Thursday, January 8, 2009

Conventions and Meetings

I am leaving tomorrow for our big annual meeting. This is my 12th year working this event. That number pretty much puts me at the grown ups table.

“What was your first Annual Meeting?” is a common question among our veterans.

I remember the question being posed to my friend Jeff in IT. “Charlotte” was his answer. I narrowed my eyes and looked at him. Then figured it out:

“Oh, you must mean Charlotte 2. Charlotte 1 was my first Meeting.” And I realized that I sound like one of those people. That require the acknowledgement of seven additional years of meetings for the maintenance of my own self-worth.

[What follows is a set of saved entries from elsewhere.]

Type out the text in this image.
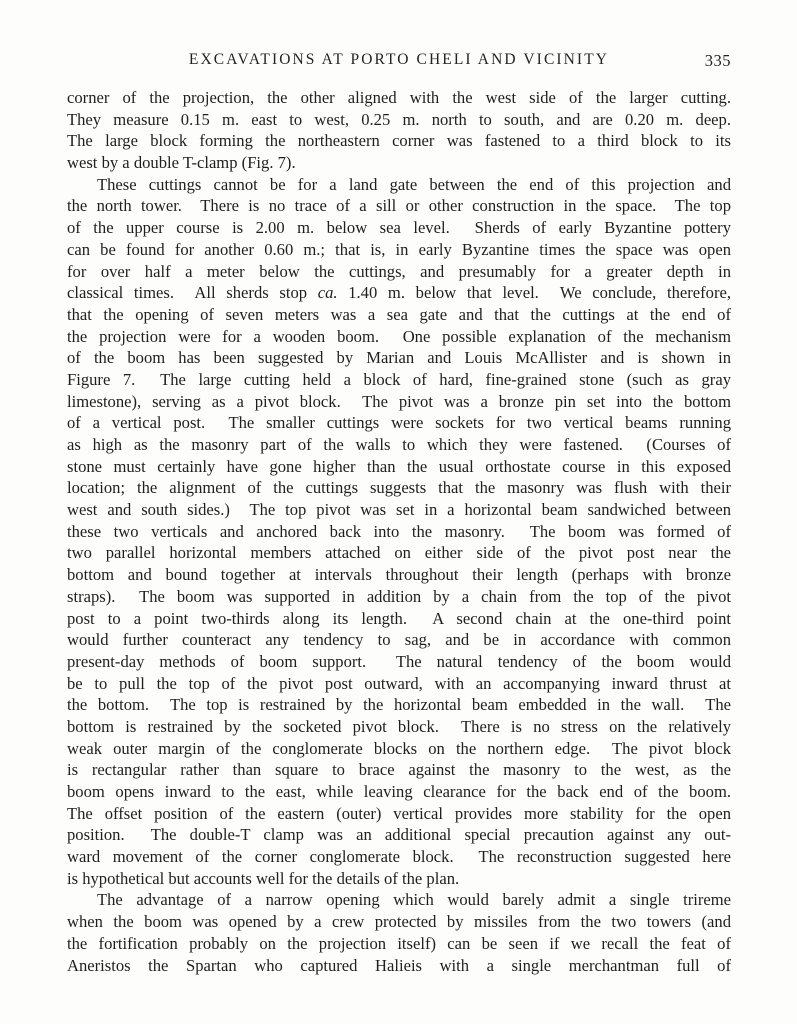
EXCAVATIONS AT PORTO CHELI AND VICINITY	335
corner of the projection, the other aligned with the west side of the larger cutting.
They measure 0.15 m. east to west, 0.25 m. north to south, and are 0.20 m. deep.
The large block forming the northeastern corner was fastened to a third block to its
west by a double T-clamp (Fig. 7).
These cuttings cannot be for a land gate between the end of this projection and
the north tower.  There is no trace of a sill or other construction in the space.  The top
of the upper course is 2.00 m. below sea level.  Sherds of early Byzantine pottery
can be found for another 0.60 m.; that is, in early Byzantine times the space was open
for over half a meter below the cuttings, and presumably for a greater depth in
classical times.  All sherds stop ca. 1.40 m. below that level.  We conclude, therefore,
that the opening of seven meters was a sea gate and that the cuttings at the end of
the projection were for a wooden boom.  One possible explanation of the mechanism
of the boom has been suggested by Marian and Louis McAllister and is shown in
Figure 7.  The large cutting held a block of hard, fine-grained stone (such as gray
limestone), serving as a pivot block.  The pivot was a bronze pin set into the bottom
of a vertical post.  The smaller cuttings were sockets for two vertical beams running
as high as the masonry part of the walls to which they were fastened.  (Courses of
stone must certainly have gone higher than the usual orthostate course in this exposed
location; the alignment of the cuttings suggests that the masonry was flush with their
west and south sides.)  The top pivot was set in a horizontal beam sandwiched between
these two verticals and anchored back into the masonry.  The boom was formed of
two parallel horizontal members attached on either side of the pivot post near the
bottom and bound together at intervals throughout their length (perhaps with bronze
straps).  The boom was supported in addition by a chain from the top of the pivot
post to a point two-thirds along its length.  A second chain at the one-third point
would further counteract any tendency to sag, and be in accordance with common
present-day methods of boom support.  The natural tendency of the boom would
be to pull the top of the pivot post outward, with an accompanying inward thrust at
the bottom.  The top is restrained by the horizontal beam embedded in the wall.  The
bottom is restrained by the socketed pivot block.  There is no stress on the relatively
weak outer margin of the conglomerate blocks on the northern edge.  The pivot block
is rectangular rather than square to brace against the masonry to the west, as the
boom opens inward to the east, while leaving clearance for the back end of the boom.
The offset position of the eastern (outer) vertical provides more stability for the open
position.  The double-T clamp was an additional special precaution against any out-
ward movement of the corner conglomerate block.  The reconstruction suggested here
is hypothetical but accounts well for the details of the plan.
The advantage of a narrow opening which would barely admit a single trireme
when the boom was opened by a crew protected by missiles from the two towers (and
the fortification probably on the projection itself) can be seen if we recall the feat of
Aneristos the Spartan who captured Halieis with a single merchantman full of
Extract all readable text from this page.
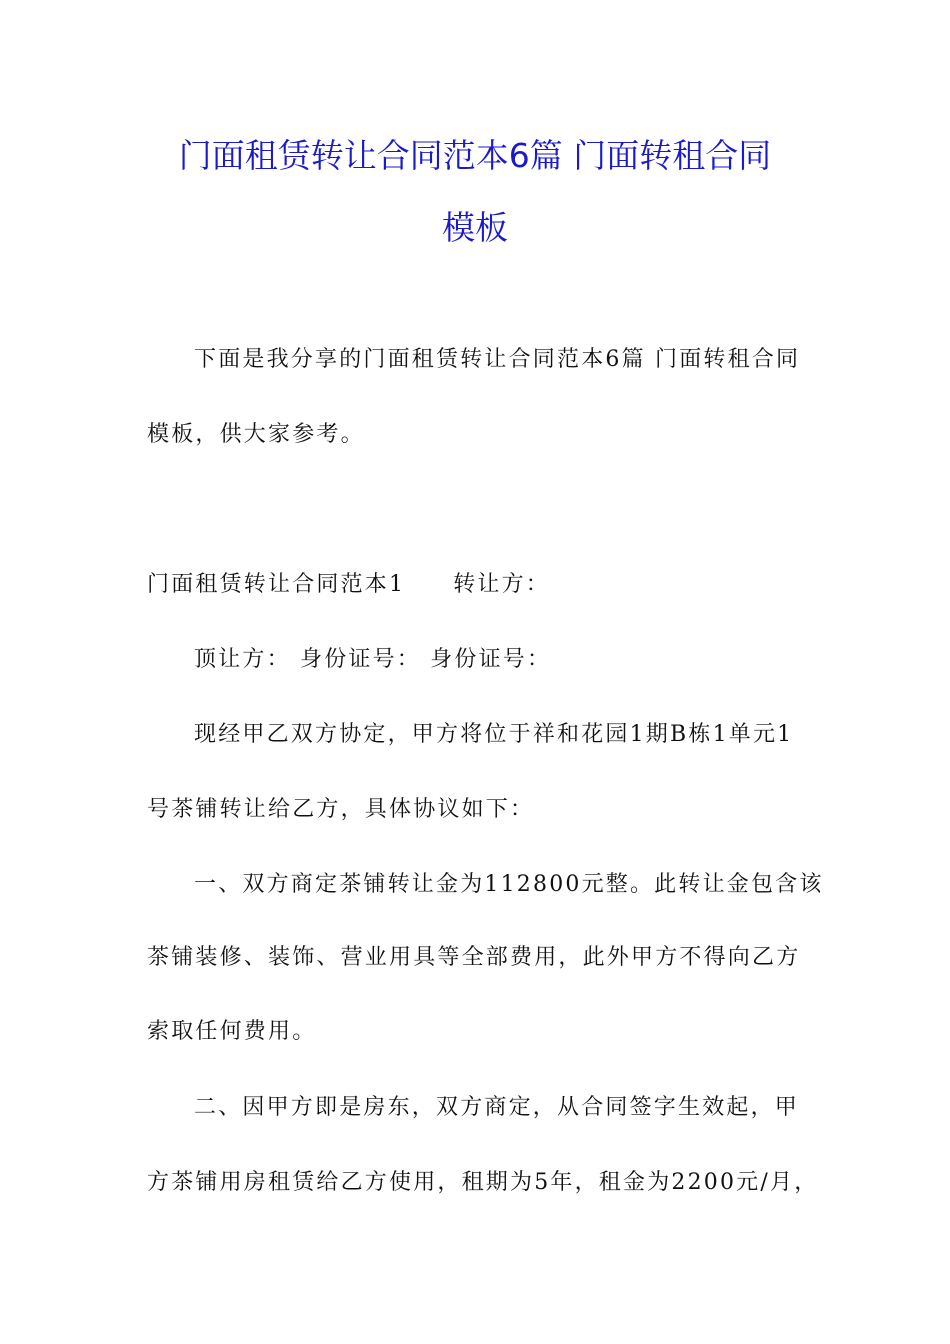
门面租赁转让合同范本6篇 门面转租合同
模板
下面是我分享的门面租赁转让合同范本6篇 门面转租合同
模板，供大家参考。
门面租赁转让合同范本1 转让方：
顶让方： 身份证号： 身份证号：
现经甲乙双方协定，甲方将位于祥和花园1期B栋1单元1
号茶铺转让给乙方，具体协议如下：
一、双方商定茶铺转让金为112800元整。此转让金包含该
茶铺装修、装饰、营业用具等全部费用，此外甲方不得向乙方
索取任何费用。
二、因甲方即是房东，双方商定，从合同签字生效起，甲
方茶铺用房租赁给乙方使用，租期为5年，租金为2200元/月，
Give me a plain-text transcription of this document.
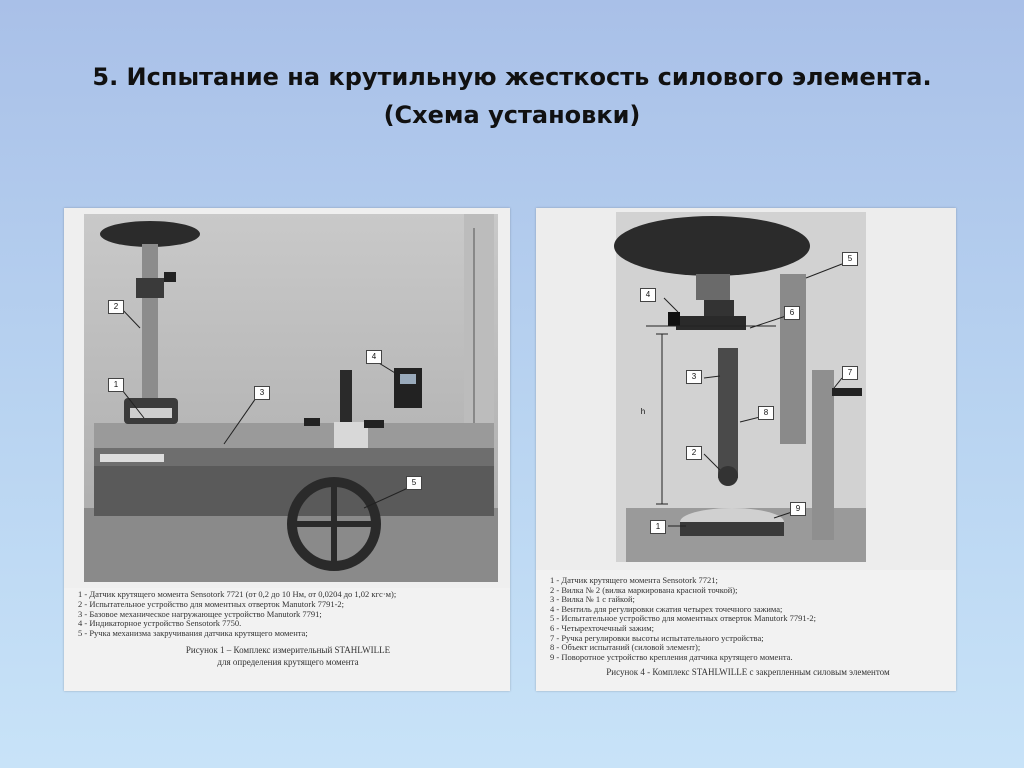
5. Испытание на крутильную жесткость силового элемента.
(Схема установки)
1
2
3
4
5
1 - Датчик крутящего момента Sensotork 7721 (от 0,2 до 10 Нм, от 0,0204 до 1,02 кгс·м);
2 - Испытательное устройство для моментных отверток Manutork 7791-2;
3 - Базовое механическое нагружающее устройство Manutork 7791;
4 - Индикаторное устройство Sensotork 7750.
5 - Ручка механизма закручивания датчика крутящего момента;
Рисунок 1 – Комплекс измерительный STAHLWILLE
для определения крутящего момента
1
2
3
4
5
6
7
8
9
h
1 - Датчик крутящего момента Sensotork 7721;
2 - Вилка № 2 (вилка маркирована красной точкой);
3 - Вилка № 1 с гайкой;
4 - Вентиль для регулировки сжатия четырех точечного зажима;
5 - Испытательное устройство для моментных отверток Manutork 7791-2;
6 - Четырехточечный зажим;
7 - Ручка регулировки высоты испытательного устройства;
8 - Объект испытаний (силовой элемент);
9 - Поворотное устройство крепления датчика крутящего момента.
Рисунок 4 - Комплекс STAHLWILLE с закрепленным силовым элементом
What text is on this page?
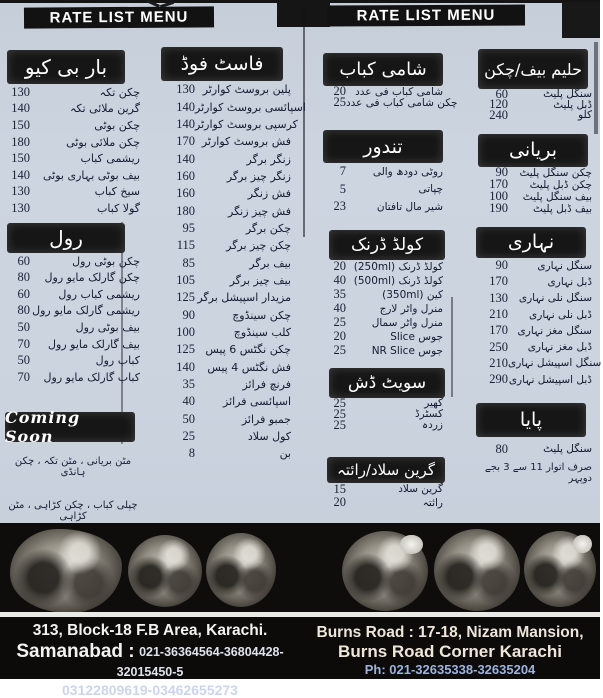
RATE LIST MENU	RATE LIST MENU
بار بی کیو
130	چکن تکہ
140	گرین ملائی تکہ
150	چکن بوٹی
180	چکن ملائی بوٹی
150	ریشمی کباب
140	بیف بوٹی بہاری بوٹی
130	سیخ کباب
130	گولا کباب
رول
60	چکن بوٹی رول
80	چکن گارلک مایو رول
60	ریشمی کباب رول
80 ریشمی گارلک مایو رول
50	بیف بوٹی رول
70	بیف گارلک مایو رول
50	کباب رول
70	کباب گارلک مایو رول
Coming Soon
مٹن بریانی ، مٹن تکہ ، چکن ہانڈی
چپلی کباب ، چکن کڑاہی ، مٹن کڑاہی
فاسٹ فوڈ
130 پلین بروسٹ کوارٹر
140 اسپائسی بروسٹ کوارٹر
140 کرسپی بروسٹ کوارٹر
170 فش بروسٹ کوارٹر
140	زنگر برگر
160	زنگر چیز برگر
160	فش زنگر
180	فش چیز زنگر
95	چکن برگر
115	چکن چیز برگر
85	بیف برگر
105	بیف چیز برگر
125 مزیدار اسپیشل برگر
90	چکن سینڈوچ
100	کلب سینڈوچ
125 چکن نگٹس 6 پیس
140	فش نگٹس 4 پیس
35	فرنچ فرائز
40	اسپائسی فرائز
50	جمبو فرائز
25	کول سلاد
8	بن
شامی کباب
20 شامی کباب فی عدد
25 چکن شامی کباب فی عدد
تندور
7	روٹی دودھ والی
5	چپاتی
23	شیر مال تافتان
کولڈ ڈرنک
20 کولڈ ڈرنک (250ml)
40 کولڈ ڈرنک (500ml)
35	کین (350ml)
40	منرل واٹر لارج
25	منرل واٹر سمال
20	جوس Slice
25	جوس NR Slice
سویٹ ڈش
25	کھیر
25	کسٹرڈ
25	زردہ
گرین سلاد/رائتہ
15	گرین سلاد
20	رائتہ
حلیم بیف/چکن
60	سنگل پلیٹ
120	ڈبل پلیٹ
240	کلو
بریانی
90	چکن سنگل پلیٹ
170	چکن ڈبل پلیٹ
100	بیف سنگل پلیٹ
190	بیف ڈبل پلیٹ
نہاری
90	سنگل نہاری
170	ڈبل نہاری
130	سنگل نلی نہاری
210	ڈبل نلی نہاری
170 سنگل مغز نہاری
250	ڈبل مغز نہاری
210 سنگل اسپیشل نہاری
290 ڈبل اسپیشل نہاری
پایا
80	سنگل پلیٹ
صرف اتوار 11 سے 3 بجے دوپہر
313, Block-18 F.B Area, Karachi.
Samanabad : 021-36364564-36804428-32015450-5
03122809619-03462655273
Burns Road : 17-18, Nizam Mansion,
Burns Road Corner Karachi
Ph: 021-32635338-32635204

I have noticed that at some point, these meetings that only happen for one week out of the year, start to run together. And the old people will sit around and say something like, “I remember a really great steakhouse in the Hilton. That had to have been in Houston. No, it was Albuquerque. What year was that?”

And I have joined them. Here are a few more:

“That was the year the lady fell down the escalator and had to go to the ER. We learned a lot about ‘traffic control’ that night.”

“No, I don’t remember the keynote speaker, but I remember the prostitutes sneaking into the Convention Center. Marsha figured out they were wearing fake badges and threw them out herself!”

“Brad was coordinating security, but he had a family emergency. We asked Cody to step in and his first question was, ‘Do I get to carry a gun?’”

“So Don dragged us 10 blocks out of our way because he had to have a ‘Mothers sandwich’. Swore it was the best lunch in New Orleans, as we stood outside this dive, waiting in line. Dude was right!”

Not long ago my friend Rolland (whose first Meeting was when I was in Kindergarten) and I noted that some of the stories have become legend. In the “I’m not sure which part is actually true” way.

Getting a good story out of it is the entire point, I think. Except now that I have stories, what I really want is no surprises at all. And that’s how I really know I am getting old.